Electron pitch-angle scattering by magnetic waves

Fluxes of relativistic electrons are trapped in the earth's radiation belts and exhausted by loss-cone pitch-angle scattering through interaction with various magnetospheric plasma waves. The high temporal variability of the fluxes is poorly understood and routinely modeled using quasi-linear pitch-angle diffusion theory, which is strictly only applicable for rather low ratios $\epsilon$ of the wave energy to the earth's magnetic field energy.
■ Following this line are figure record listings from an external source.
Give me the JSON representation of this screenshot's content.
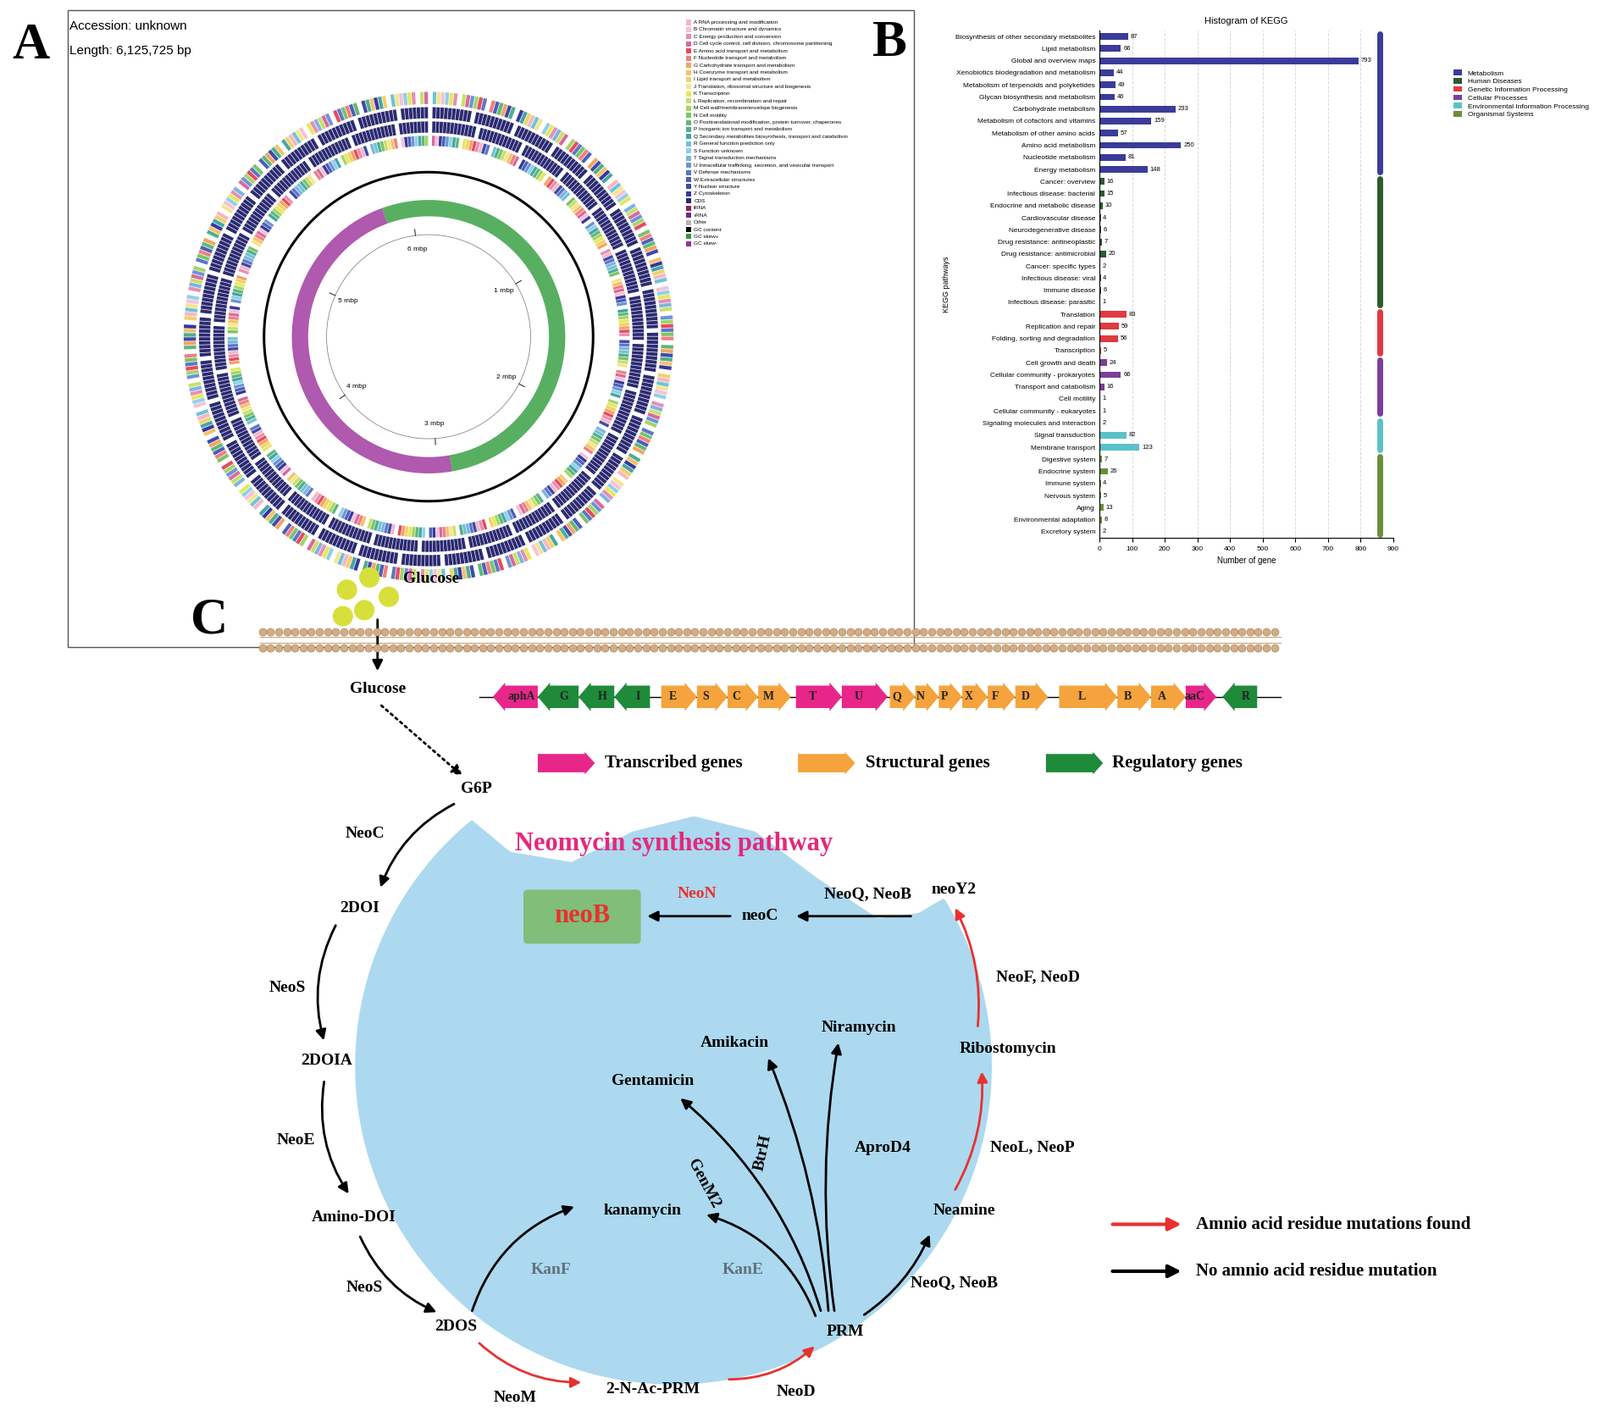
{
  "panel_labels": [
    "A",
    "B",
    "C"
  ],
  "genome_map": {
    "accession": "Accession: unknown",
    "length": "Length: 6,125,725 bp",
    "length_bp": 6125725,
    "scale_labels": [
      {
        "value": 1,
        "label": "1 mbp"
      },
      {
        "value": 2,
        "label": "2 mbp"
      },
      {
        "value": 3,
        "label": "3 mbp"
      },
      {
        "value": 4,
        "label": "4 mbp"
      },
      {
        "value": 5,
        "label": "5 mbp"
      },
      {
        "value": 6,
        "label": "6 mbp"
      }
    ],
    "legend": [
      {
        "label": "A RNA processing and modification",
        "color": "#f7b6c2"
      },
      {
        "label": "B Chromatin structure and dynamics",
        "color": "#f4c2d7"
      },
      {
        "label": "C Energy production and conversion",
        "color": "#e58fb6"
      },
      {
        "label": "D Cell cycle control, cell division, chromosome partitioning",
        "color": "#d76a9e"
      },
      {
        "label": "E Amino acid transport and metabolism",
        "color": "#e84a5f"
      },
      {
        "label": "F Nucleotide transport and metabolism",
        "color": "#f08080"
      },
      {
        "label": "G Carbohydrate transport and metabolism",
        "color": "#f4a460"
      },
      {
        "label": "H Coenzyme transport and metabolism",
        "color": "#f5c16c"
      },
      {
        "label": "I Lipid transport and metabolism",
        "color": "#f2d16b"
      },
      {
        "label": "J Translation, ribosomal structure and biogenesis",
        "color": "#f6e58d"
      },
      {
        "label": "K Transcription",
        "color": "#e5e85c"
      },
      {
        "label": "L Replication, recombination and repair",
        "color": "#c8e06a"
      },
      {
        "label": "M Cell wall/membrane/envelope biogenesis",
        "color": "#a5d46a"
      },
      {
        "label": "N Cell motility",
        "color": "#7cc36b"
      },
      {
        "label": "O Posttranslational modification, protein turnover, chaperones",
        "color": "#5fb878"
      },
      {
        "label": "P Inorganic ion transport and metabolism",
        "color": "#4fae8f"
      },
      {
        "label": "Q Secondary metabolites biosynthesis, transport and catabolism",
        "color": "#45a5a8"
      },
      {
        "label": "R General function prediction only",
        "color": "#6fc3d8"
      },
      {
        "label": "S Function unknown",
        "color": "#8fd0e8"
      },
      {
        "label": "T Signal transduction mechanisms",
        "color": "#7fb3e0"
      },
      {
        "label": "U Intracellular trafficking, secretion, and vesicular transport",
        "color": "#6b95d6"
      },
      {
        "label": "V Defense mechanisms",
        "color": "#5a77c8"
      },
      {
        "label": "W Extracellular structures",
        "color": "#4b5fb8"
      },
      {
        "label": "Y Nuclear structure",
        "color": "#3f4aa8"
      },
      {
        "label": "Z Cytoskeleton",
        "color": "#37389a"
      },
      {
        "label": "CDS",
        "color": "#2b2a72"
      },
      {
        "label": "tRNA",
        "color": "#9b1b4f"
      },
      {
        "label": "rRNA",
        "color": "#6b2c91"
      },
      {
        "label": "Other",
        "color": "#b5b5b5"
      },
      {
        "label": "GC content",
        "color": "#000000"
      },
      {
        "label": "GC skew+",
        "color": "#2e9b3a"
      },
      {
        "label": "GC skew-",
        "color": "#9b2f9b"
      }
    ]
  },
  "chart_data": {
    "type": "bar",
    "title": "Histogram of KEGG",
    "x_label": "Number of gene",
    "y_label": "KEGG pathways",
    "orientation": "horizontal",
    "data_labels": true,
    "grid": true,
    "legend": "upper right",
    "xlim": [
      0,
      900
    ],
    "xticks": [
      0,
      100,
      200,
      300,
      400,
      500,
      600,
      700,
      800,
      900
    ],
    "series": [
      {
        "name": "Metabolism",
        "color": "#3b3c99",
        "categories": [
          "Biosynthesis of other secondary metabolites",
          "Lipid metabolism",
          "Global and overview maps",
          "Xenobiotics biodegradation and metabolism",
          "Metabolism of terpenoids and polyketides",
          "Glycan biosynthesis and metabolism",
          "Carbohydrate metabolism",
          "Metabolism of cofactors and vitamins",
          "Metabolism of other amino acids",
          "Amino acid metabolism",
          "Nucleotide metabolism",
          "Energy metabolism"
        ],
        "values": [
          87,
          66,
          793,
          44,
          49,
          46,
          233,
          159,
          57,
          250,
          81,
          148
        ]
      },
      {
        "name": "Human Diseases",
        "color": "#2d5a2d",
        "categories": [
          "Cancer: overview",
          "Infectious disease: bacterial",
          "Endocrine and metabolic disease",
          "Cardiovascular disease",
          "Neurodegenerative disease",
          "Drug resistance: antineoplastic",
          "Drug resistance: antimicrobial",
          "Cancer: specific types",
          "Infectious disease: viral",
          "Immune disease",
          "Infectious disease: parasitic"
        ],
        "values": [
          16,
          15,
          10,
          4,
          6,
          7,
          20,
          2,
          4,
          6,
          1
        ]
      },
      {
        "name": "Genetic Information Processing",
        "color": "#e0393e",
        "categories": [
          "Translation",
          "Replication and repair",
          "Folding, sorting and degradation",
          "Transcription"
        ],
        "values": [
          83,
          59,
          56,
          5
        ]
      },
      {
        "name": "Cellular Processes",
        "color": "#7b3f98",
        "categories": [
          "Cell growth and death",
          "Cellular community - prokaryotes",
          "Transport and catabolism",
          "Cell motility",
          "Cellular community - eukaryotes"
        ],
        "values": [
          24,
          66,
          16,
          1,
          1
        ]
      },
      {
        "name": "Environmental Information Processing",
        "color": "#5bc0c8",
        "categories": [
          "Signaling molecules and interaction",
          "Signal transduction",
          "Membrane transport"
        ],
        "values": [
          2,
          82,
          123
        ]
      },
      {
        "name": "Organismal Systems",
        "color": "#6b8e3a",
        "categories": [
          "Digestive system",
          "Endocrine system",
          "Immune system",
          "Nervous system",
          "Aging",
          "Environmental adaptation",
          "Excretory system"
        ],
        "values": [
          7,
          26,
          4,
          5,
          13,
          8,
          2
        ]
      }
    ]
  },
  "gene_cluster": {
    "types": [
      {
        "name": "Transcribed genes",
        "color": "#e8268a"
      },
      {
        "name": "Structural genes",
        "color": "#f5a33c"
      },
      {
        "name": "Regulatory genes",
        "color": "#1f8a3a"
      }
    ],
    "genes": [
      {
        "name": "aphA",
        "type": "Transcribed genes",
        "direction": "left"
      },
      {
        "name": "G",
        "type": "Regulatory genes",
        "direction": "left"
      },
      {
        "name": "H",
        "type": "Regulatory genes",
        "direction": "left"
      },
      {
        "name": "I",
        "type": "Regulatory genes",
        "direction": "left"
      },
      {
        "name": "E",
        "type": "Structural genes",
        "direction": "right"
      },
      {
        "name": "S",
        "type": "Structural genes",
        "direction": "right"
      },
      {
        "name": "C",
        "type": "Structural genes",
        "direction": "right"
      },
      {
        "name": "M",
        "type": "Structural genes",
        "direction": "right"
      },
      {
        "name": "T",
        "type": "Transcribed genes",
        "direction": "right"
      },
      {
        "name": "U",
        "type": "Transcribed genes",
        "direction": "right"
      },
      {
        "name": "Q",
        "type": "Structural genes",
        "direction": "right"
      },
      {
        "name": "N",
        "type": "Structural genes",
        "direction": "right"
      },
      {
        "name": "P",
        "type": "Structural genes",
        "direction": "right"
      },
      {
        "name": "X",
        "type": "Structural genes",
        "direction": "right"
      },
      {
        "name": "F",
        "type": "Structural genes",
        "direction": "right"
      },
      {
        "name": "D",
        "type": "Structural genes",
        "direction": "right"
      },
      {
        "name": "L",
        "type": "Structural genes",
        "direction": "right"
      },
      {
        "name": "B",
        "type": "Structural genes",
        "direction": "right"
      },
      {
        "name": "A",
        "type": "Structural genes",
        "direction": "right"
      },
      {
        "name": "aaC",
        "type": "Transcribed genes",
        "direction": "right"
      },
      {
        "name": "R",
        "type": "Regulatory genes",
        "direction": "left"
      }
    ]
  },
  "pathway": {
    "title": "Neomycin synthesis pathway",
    "nodes": [
      {
        "label": "Glucose"
      },
      {
        "label": "Glucose"
      },
      {
        "label": "G6P"
      },
      {
        "label": "2DOI"
      },
      {
        "label": "2DOIA"
      },
      {
        "label": "Amino-DOI"
      },
      {
        "label": "2DOS"
      },
      {
        "label": "2-N-Ac-PRM"
      },
      {
        "label": "PRM"
      },
      {
        "label": "Neamine"
      },
      {
        "label": "Ribostomycin"
      },
      {
        "label": "neoY2"
      },
      {
        "label": "neoC"
      },
      {
        "label": "neoB",
        "highlight": true
      },
      {
        "label": "kanamycin"
      },
      {
        "label": "Gentamicin"
      },
      {
        "label": "Amikacin"
      },
      {
        "label": "Niramycin"
      }
    ],
    "edges": [
      {
        "from": 0,
        "to": 1,
        "mutation": false
      },
      {
        "from": 1,
        "to": 2,
        "mutation": false,
        "line_style": "dotted"
      },
      {
        "from": 2,
        "to": 3,
        "label": "NeoC",
        "mutation": false
      },
      {
        "from": 3,
        "to": 4,
        "label": "NeoS",
        "mutation": false
      },
      {
        "from": 4,
        "to": 5,
        "label": "NeoE",
        "mutation": false
      },
      {
        "from": 5,
        "to": 6,
        "label": "NeoS",
        "mutation": false
      },
      {
        "from": 6,
        "to": 7,
        "label": "NeoM",
        "mutation": true
      },
      {
        "from": 7,
        "to": 8,
        "label": "NeoD",
        "mutation": true
      },
      {
        "from": 8,
        "to": 9,
        "label": "NeoQ, NeoB",
        "mutation": false
      },
      {
        "from": 9,
        "to": 10,
        "label": "NeoL, NeoP",
        "mutation": true
      },
      {
        "from": 10,
        "to": 11,
        "label": "NeoF, NeoD",
        "mutation": true
      },
      {
        "from": 11,
        "to": 12,
        "label": "NeoQ, NeoB",
        "mutation": false
      },
      {
        "from": 12,
        "to": 13,
        "label": "NeoN",
        "mutation": false,
        "label_color": "#e8312f"
      },
      {
        "from": 6,
        "to": 14,
        "label": "KanF",
        "mutation": false,
        "label_color": "#607080"
      },
      {
        "from": 8,
        "to": 14,
        "label": "KanE",
        "mutation": false,
        "label_color": "#607080"
      },
      {
        "from": 8,
        "to": 15,
        "label": "GenM2",
        "mutation": false
      },
      {
        "from": 8,
        "to": 16,
        "label": "BtrH",
        "mutation": false
      },
      {
        "from": 8,
        "to": 17,
        "label": "AproD4",
        "mutation": false
      }
    ],
    "legend": [
      {
        "label": "Amnio acid residue mutations found",
        "color": "#e8312f"
      },
      {
        "label": "No amnio acid residue mutation",
        "color": "#000000"
      }
    ]
  }
}
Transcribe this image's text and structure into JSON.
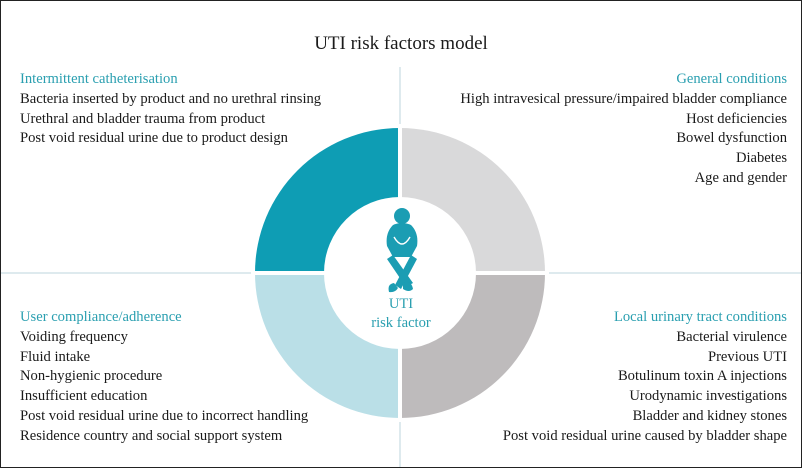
{
  "title": "UTI risk factors model",
  "center": {
    "line1": "UTI",
    "line2": "risk factor",
    "icon": "person-holding-bladder-icon"
  },
  "colors": {
    "accent": "#2a9fb0",
    "q_top_left": "#0e9db4",
    "q_top_right": "#d9d9da",
    "q_bottom_left": "#badfe7",
    "q_bottom_right": "#bebbbc"
  },
  "quadrants": {
    "top_left": {
      "heading": "Intermittent catheterisation",
      "items": [
        "Bacteria inserted by product and no urethral rinsing",
        "Urethral and bladder trauma from product",
        "Post void residual urine due to product design"
      ]
    },
    "top_right": {
      "heading": "General conditions",
      "items": [
        "High intravesical pressure/impaired bladder compliance",
        "Host deficiencies",
        "Bowel dysfunction",
        "Diabetes",
        "Age and gender"
      ]
    },
    "bottom_left": {
      "heading": "User compliance/adherence",
      "items": [
        "Voiding frequency",
        "Fluid intake",
        "Non-hygienic procedure",
        "Insufficient education",
        "Post void residual urine due to incorrect handling",
        "Residence country and social support system"
      ]
    },
    "bottom_right": {
      "heading": "Local urinary tract conditions",
      "items": [
        "Bacterial virulence",
        "Previous UTI",
        "Botulinum toxin A injections",
        "Urodynamic investigations",
        "Bladder and kidney stones",
        "Post void residual urine caused by bladder shape"
      ]
    }
  }
}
Here, we present a novel electron pitch-angle scattering theory valid for arbitrary $\epsilon$. We concentrate on the simplest case of electromagnetic ion cyclotron (EMIC) waves, approximated with a set of time-independent transverse magnetic fluctuations, and obtain a general integro-differential evolution equation for a pitch-angle distribution $f$. If $f$ evolves weakly on the correlation time scales, the equation reduces to a Fokker-Planck diffusion equation with a {\it time-dependent} diffusion coefficient $D$. Quasi-linear theory is recovered as a first-order truncation of the asymptotic expansion in $\epsilon$ of electron equations of motion and breaks down for $\epsilon \geq 10^{-4}$ [1]. In particular, $D$ changes scaling around this point from $D \propto \epsilon$ to $D \propto \sqrt{\epsilon}$ and is found to be 16 times smaller that the quasi-linear result for $\epsilon = 10^{-2}$ at time $t=30$ electron gyroperiods. [1] K. Liu {\it et al.}, J. Geophys. Res. {\bf 115} A04204 (2010).